Youth who leave foster care often say lacking basic knowledge about finances is one of the major challenges they face as they transition to adulthood. Many have no experience handling money and, like all youth, find it difficult to save for the future. Some have been victims of identity theft or credit fraud and, as a result, have poor credit when they leave foster care. Too often, young people try to rent an apartment, get a job or obtain a student loan only to learn their credit has been compromised.

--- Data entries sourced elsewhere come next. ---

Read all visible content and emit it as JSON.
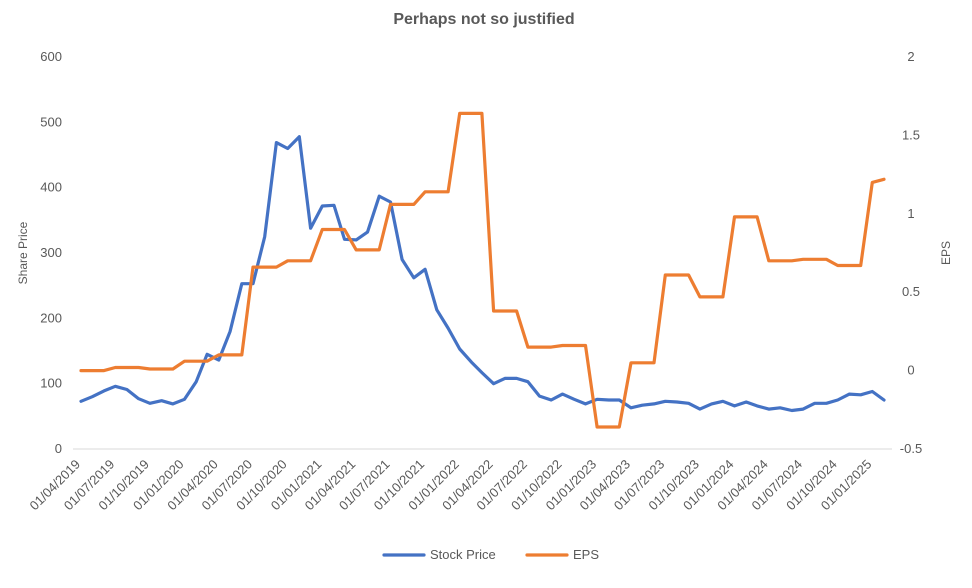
{
  "chart_data": {
    "type": "line",
    "title": "Perhaps not so justified",
    "ylabel": "Share Price",
    "y2label": "EPS",
    "ylim": [
      0,
      600
    ],
    "y2lim": [
      -0.5,
      2
    ],
    "yticks": [
      "0",
      "100",
      "200",
      "300",
      "400",
      "500",
      "600"
    ],
    "y2ticks": [
      "-0.5",
      "0",
      "0.5",
      "1",
      "1.5",
      "2"
    ],
    "xticks": [
      "01/04/2019",
      "01/07/2019",
      "01/10/2019",
      "01/01/2020",
      "01/04/2020",
      "01/07/2020",
      "01/10/2020",
      "01/01/2021",
      "01/04/2021",
      "01/07/2021",
      "01/10/2021",
      "01/01/2022",
      "01/04/2022",
      "01/07/2022",
      "01/10/2022",
      "01/01/2023",
      "01/04/2023",
      "01/07/2023",
      "01/10/2023",
      "01/01/2024",
      "01/04/2024",
      "01/07/2024",
      "01/10/2024",
      "01/01/2025"
    ],
    "legend_position": "bottom",
    "grid": false,
    "series": [
      {
        "name": "Stock Price",
        "axis": "left",
        "color": "#4472C4",
        "points": [
          [
            "2019-04-01",
            73
          ],
          [
            "2019-05-01",
            80
          ],
          [
            "2019-06-01",
            89
          ],
          [
            "2019-07-01",
            96
          ],
          [
            "2019-08-01",
            91
          ],
          [
            "2019-09-01",
            77
          ],
          [
            "2019-10-01",
            70
          ],
          [
            "2019-11-01",
            74
          ],
          [
            "2019-12-01",
            69
          ],
          [
            "2020-01-01",
            76
          ],
          [
            "2020-02-01",
            103
          ],
          [
            "2020-03-01",
            145
          ],
          [
            "2020-04-01",
            136
          ],
          [
            "2020-05-01",
            180
          ],
          [
            "2020-06-01",
            253
          ],
          [
            "2020-07-01",
            253
          ],
          [
            "2020-08-01",
            325
          ],
          [
            "2020-09-01",
            469
          ],
          [
            "2020-10-01",
            460
          ],
          [
            "2020-11-01",
            478
          ],
          [
            "2020-12-01",
            338
          ],
          [
            "2021-01-01",
            372
          ],
          [
            "2021-02-01",
            373
          ],
          [
            "2021-03-01",
            321
          ],
          [
            "2021-04-01",
            320
          ],
          [
            "2021-05-01",
            332
          ],
          [
            "2021-06-01",
            387
          ],
          [
            "2021-07-01",
            378
          ],
          [
            "2021-08-01",
            290
          ],
          [
            "2021-09-01",
            262
          ],
          [
            "2021-10-01",
            275
          ],
          [
            "2021-11-01",
            213
          ],
          [
            "2021-12-01",
            185
          ],
          [
            "2022-01-01",
            153
          ],
          [
            "2022-02-01",
            133
          ],
          [
            "2022-03-01",
            117
          ],
          [
            "2022-04-01",
            100
          ],
          [
            "2022-05-01",
            108
          ],
          [
            "2022-06-01",
            108
          ],
          [
            "2022-07-01",
            103
          ],
          [
            "2022-08-01",
            81
          ],
          [
            "2022-09-01",
            75
          ],
          [
            "2022-10-01",
            84
          ],
          [
            "2022-11-01",
            76
          ],
          [
            "2022-12-01",
            69
          ],
          [
            "2023-01-01",
            76
          ],
          [
            "2023-02-01",
            75
          ],
          [
            "2023-03-01",
            75
          ],
          [
            "2023-04-01",
            63
          ],
          [
            "2023-05-01",
            67
          ],
          [
            "2023-06-01",
            69
          ],
          [
            "2023-07-01",
            73
          ],
          [
            "2023-08-01",
            72
          ],
          [
            "2023-09-01",
            70
          ],
          [
            "2023-10-01",
            61
          ],
          [
            "2023-11-01",
            69
          ],
          [
            "2023-12-01",
            73
          ],
          [
            "2024-01-01",
            66
          ],
          [
            "2024-02-01",
            72
          ],
          [
            "2024-03-01",
            66
          ],
          [
            "2024-04-01",
            61
          ],
          [
            "2024-05-01",
            63
          ],
          [
            "2024-06-01",
            59
          ],
          [
            "2024-07-01",
            61
          ],
          [
            "2024-08-01",
            70
          ],
          [
            "2024-09-01",
            70
          ],
          [
            "2024-10-01",
            75
          ],
          [
            "2024-11-01",
            84
          ],
          [
            "2024-12-01",
            83
          ],
          [
            "2025-01-01",
            88
          ],
          [
            "2025-02-01",
            75
          ]
        ]
      },
      {
        "name": "EPS",
        "axis": "right",
        "color": "#ED7D31",
        "points": [
          [
            "2019-04-01",
            0.0
          ],
          [
            "2019-06-01",
            0.0
          ],
          [
            "2019-07-01",
            0.02
          ],
          [
            "2019-09-01",
            0.02
          ],
          [
            "2019-10-01",
            0.01
          ],
          [
            "2019-12-01",
            0.01
          ],
          [
            "2020-01-01",
            0.06
          ],
          [
            "2020-03-01",
            0.06
          ],
          [
            "2020-04-01",
            0.1
          ],
          [
            "2020-06-01",
            0.1
          ],
          [
            "2020-07-01",
            0.66
          ],
          [
            "2020-09-01",
            0.66
          ],
          [
            "2020-10-01",
            0.7
          ],
          [
            "2020-12-01",
            0.7
          ],
          [
            "2021-01-01",
            0.9
          ],
          [
            "2021-03-01",
            0.9
          ],
          [
            "2021-04-01",
            0.77
          ],
          [
            "2021-06-01",
            0.77
          ],
          [
            "2021-07-01",
            1.06
          ],
          [
            "2021-09-01",
            1.06
          ],
          [
            "2021-10-01",
            1.14
          ],
          [
            "2021-12-01",
            1.14
          ],
          [
            "2022-01-01",
            1.64
          ],
          [
            "2022-03-01",
            1.64
          ],
          [
            "2022-04-01",
            0.38
          ],
          [
            "2022-06-01",
            0.38
          ],
          [
            "2022-07-01",
            0.15
          ],
          [
            "2022-09-01",
            0.15
          ],
          [
            "2022-10-01",
            0.16
          ],
          [
            "2022-12-01",
            0.16
          ],
          [
            "2023-01-01",
            -0.36
          ],
          [
            "2023-03-01",
            -0.36
          ],
          [
            "2023-04-01",
            0.05
          ],
          [
            "2023-06-01",
            0.05
          ],
          [
            "2023-07-01",
            0.61
          ],
          [
            "2023-09-01",
            0.61
          ],
          [
            "2023-10-01",
            0.47
          ],
          [
            "2023-12-01",
            0.47
          ],
          [
            "2024-01-01",
            0.98
          ],
          [
            "2024-03-01",
            0.98
          ],
          [
            "2024-04-01",
            0.7
          ],
          [
            "2024-06-01",
            0.7
          ],
          [
            "2024-07-01",
            0.71
          ],
          [
            "2024-09-01",
            0.71
          ],
          [
            "2024-10-01",
            0.67
          ],
          [
            "2024-12-01",
            0.67
          ],
          [
            "2025-01-01",
            1.2
          ],
          [
            "2025-02-01",
            1.22
          ]
        ]
      }
    ]
  }
}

Even those with no credit problems need help navigating the complex world of finances.

Responding to stories of young people who have experienced identity theft and other financial challenges, Congress enacted legislation that requires child welfare agencies to order annual credit reports for all youth in foster care beginning at age 14. This requirement has created a unique set of challenges for child welfare agencies with little knowledge of credit issues. Agencies now must set up systems to request and interpret reports and work with youth who have credit problems to dispute those problems with businesses and credit bureaus. Despite these challenges, the provision holds promise to ensure that no young person leaves foster care with credit issues that can compromise their financial stability.

The Foundation has supported the implementation of this requirement in several ways:

  • developing the Credit Check Learning Community for child welfare agency staff eager to engage with each other and share implementation challenges and successes;
  • publishing Youth and Credit: Protecting the Credit of Youth in Foster Care, a guide on complying with the credit check requirement in a way that engages youth;
  • developing a Q&A on implementation, which serves as a guide for state and local agencies responsible for implementing the law;
  • producing a six-part webinar series with guidance on how to implement the requirement and information to increase basic knowledge about credit so that adults working with young people in foster care can underscore the importance of a good credit profile.

The credit check requirement has also stimulated interest in building the knowledge and skills of all youth in foster care, not just those with credit problems, so they can successfully manage their finances. While classroom learning is certainly a start, it’s important to note that nothing can match the real-world experience of deciding which car to buy or how much to save — or the value of having a supportive adult to help one make wise financial decisions when it comes to such experiences.

Still, a number of resources are available to help agencies take that first step in empowering youth. The Jim Casey Youth Opportunities Initiative sites — many of whom have been offering financial literacy classes and Individual Development Accounts (IDAs) to young people transitioning from foster care for more than a decade — has identified a number of dos and don’ts in this arena. The initiative has developed a curriculum with and for young people that includes fun and interactive exercises. In addition, the Children’s Bureau of the U.S. Department of Health and Human Services has created a financial empowerment tool kit for adults working with youth younger than 18 and young adults transitioning out of foster care.